Here’s what we have to accept, no matter how bitterness the pill: The main principles of collective immunity just don’t apply to the elusive SARS-CoV-2, its slippery and supercharged variants, our answers. immune system and currently available vaccines. This idea is not without company; see Asch-wanden’s “Five Reasons Why Herd Immunity COVID Is Likely Impossible” published in Nature just a few months ago, the proper adverbs and all.

COVID-19 vaccines are very effective in reducing deaths and preventing hospitalizations due to serious illness. Hospitals need to operate at a manageable capacity. If this is not an important referral, simply visualize 10% of the 20 million people flooding our hospitals over the next 2-4 weeks and try to access care for an injury or illness that is afflicting you. , you or your family. When hospitals exceed their threshold of treatment capacity, people die of heart attacks, strokes, blood poisoning, internal bleeding and trauma that otherwise could and would have been saved.

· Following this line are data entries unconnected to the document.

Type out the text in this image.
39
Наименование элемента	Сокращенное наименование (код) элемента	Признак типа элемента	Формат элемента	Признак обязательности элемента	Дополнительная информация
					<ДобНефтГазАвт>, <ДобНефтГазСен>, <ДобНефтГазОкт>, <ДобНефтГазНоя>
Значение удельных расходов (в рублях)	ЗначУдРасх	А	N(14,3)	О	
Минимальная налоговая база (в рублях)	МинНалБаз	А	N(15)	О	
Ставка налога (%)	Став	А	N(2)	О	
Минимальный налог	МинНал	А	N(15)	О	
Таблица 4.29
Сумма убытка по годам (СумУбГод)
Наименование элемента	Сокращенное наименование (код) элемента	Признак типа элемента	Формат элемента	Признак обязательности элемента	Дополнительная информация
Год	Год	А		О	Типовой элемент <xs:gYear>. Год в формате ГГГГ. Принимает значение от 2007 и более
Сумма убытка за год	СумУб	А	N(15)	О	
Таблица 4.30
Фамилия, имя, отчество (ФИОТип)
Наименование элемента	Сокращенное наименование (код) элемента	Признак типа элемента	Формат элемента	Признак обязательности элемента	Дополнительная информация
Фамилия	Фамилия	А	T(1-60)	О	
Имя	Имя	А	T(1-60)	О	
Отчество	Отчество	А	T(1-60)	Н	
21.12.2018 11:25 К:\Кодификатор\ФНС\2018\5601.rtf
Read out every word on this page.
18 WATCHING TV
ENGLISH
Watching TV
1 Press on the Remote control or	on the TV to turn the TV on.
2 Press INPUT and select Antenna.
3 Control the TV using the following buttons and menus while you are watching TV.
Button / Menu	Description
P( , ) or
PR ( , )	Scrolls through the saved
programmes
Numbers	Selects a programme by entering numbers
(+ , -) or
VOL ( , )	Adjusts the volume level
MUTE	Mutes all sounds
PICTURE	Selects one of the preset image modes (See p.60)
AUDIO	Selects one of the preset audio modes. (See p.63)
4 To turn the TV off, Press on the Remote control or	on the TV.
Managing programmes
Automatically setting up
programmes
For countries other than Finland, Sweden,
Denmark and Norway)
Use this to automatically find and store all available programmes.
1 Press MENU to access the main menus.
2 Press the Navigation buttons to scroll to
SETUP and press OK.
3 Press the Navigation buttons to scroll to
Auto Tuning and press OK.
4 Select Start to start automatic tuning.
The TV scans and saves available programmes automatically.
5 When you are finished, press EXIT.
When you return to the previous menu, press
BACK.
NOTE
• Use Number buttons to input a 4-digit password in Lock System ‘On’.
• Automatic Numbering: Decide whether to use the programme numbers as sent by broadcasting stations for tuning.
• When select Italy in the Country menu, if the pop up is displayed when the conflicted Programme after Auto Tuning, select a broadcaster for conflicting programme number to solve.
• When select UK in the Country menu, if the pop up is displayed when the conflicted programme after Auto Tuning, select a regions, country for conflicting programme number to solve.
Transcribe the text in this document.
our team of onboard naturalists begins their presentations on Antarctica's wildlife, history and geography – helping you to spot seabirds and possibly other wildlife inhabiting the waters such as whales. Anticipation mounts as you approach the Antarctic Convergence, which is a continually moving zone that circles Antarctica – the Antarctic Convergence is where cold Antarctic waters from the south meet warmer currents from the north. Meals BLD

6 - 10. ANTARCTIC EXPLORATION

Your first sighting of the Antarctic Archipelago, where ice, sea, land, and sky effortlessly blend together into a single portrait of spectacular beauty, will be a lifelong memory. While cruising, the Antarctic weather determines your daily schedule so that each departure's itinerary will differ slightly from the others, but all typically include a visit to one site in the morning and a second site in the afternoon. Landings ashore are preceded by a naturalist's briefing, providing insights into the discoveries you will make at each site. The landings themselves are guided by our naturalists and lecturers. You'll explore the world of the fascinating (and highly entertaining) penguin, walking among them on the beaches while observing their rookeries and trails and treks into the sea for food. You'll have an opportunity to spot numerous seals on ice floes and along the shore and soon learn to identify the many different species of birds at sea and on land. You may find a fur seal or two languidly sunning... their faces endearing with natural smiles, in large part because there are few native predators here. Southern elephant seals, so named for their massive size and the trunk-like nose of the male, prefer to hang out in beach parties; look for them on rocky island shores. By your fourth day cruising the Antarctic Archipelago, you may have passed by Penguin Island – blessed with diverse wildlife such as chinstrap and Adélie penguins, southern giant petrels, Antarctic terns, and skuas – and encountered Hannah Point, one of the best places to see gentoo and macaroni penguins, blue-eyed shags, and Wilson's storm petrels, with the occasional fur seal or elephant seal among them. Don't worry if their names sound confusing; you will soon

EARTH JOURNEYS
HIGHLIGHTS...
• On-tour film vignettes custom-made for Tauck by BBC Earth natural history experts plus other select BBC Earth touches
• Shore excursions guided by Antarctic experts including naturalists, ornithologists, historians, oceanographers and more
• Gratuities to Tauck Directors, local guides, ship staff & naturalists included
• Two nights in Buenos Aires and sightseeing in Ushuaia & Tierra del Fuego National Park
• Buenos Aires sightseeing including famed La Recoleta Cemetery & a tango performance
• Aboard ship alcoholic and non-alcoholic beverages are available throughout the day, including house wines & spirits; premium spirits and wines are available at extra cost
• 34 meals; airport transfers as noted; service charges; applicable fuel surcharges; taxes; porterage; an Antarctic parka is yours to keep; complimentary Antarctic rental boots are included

Regardless of the ability of COVID-19 vaccines to reduce mortality and prevent serious illness (translation: get vaccinated), they lack the firepower of preventing infection and eliminating the transmission of, by example, Max Theiler’s yellow fever vaccine of 1937. Boasting lifelong immunity with a single dose, 98% seroconverting, and inducing high levels of neutralizing antibodies in just 10 days, the yellow fever vaccine has helped suppress every epidemic since its inception. Viruses vary widely, as do vaccines. COVID-19 vaccines are simply not in the same league when it comes to preventing infection and transmission. Significant reductions in both of these measures are observed, but not to the level required for collective immunity.

So where do we go from here?

We just have to – and just have to – use interventions that have been proven in the fight against COVID-19. We hope that the proven recipe for test-trace-isolation will be used to its full potential in every country in a meaningful and effective way, without interference or unscientific idiocy. We hope that our border security and testing capabilities will be improved enough to identify new variants as soon as possible. Where early treatment at home is essential, we hope that personal gain or political advantage will not preclude the rigorous scientific analysis of ivermectin as a preventive and therapeutic strategy. We hope that natural immunity, especially the cell-mediated immune response, will manifest over the long term, conferring lasting protection long after neutralizing antibody levels have declined. We hope that future vaccination strategies elicit robust immune responses without those clearly marked neon escape hatches for the new variants.

We also hope against all hope that SARS-CoV-2 will somehow lose its infectivity, virulence and lethality over time, and agree to live among us in relative harmony, much like his cousins ​​causing the cold.

None of these hopes, that we know, involve “collective immunity” as we know it. Let us not use collective immunity as vaccine propaganda; COVID-19 vaccines are already credible enough in benchmarks that really matter. Instead, let’s move on to making a real difference by saving lives and livelihoods through strong leadership and good governance, as responsible citizens. Compassion, unlike collective immunity, is achievable in COVID-19. Compassion will allow us to remove the stigma so unpleasantly associated with this disease and to face its challenges with dignity and humanity.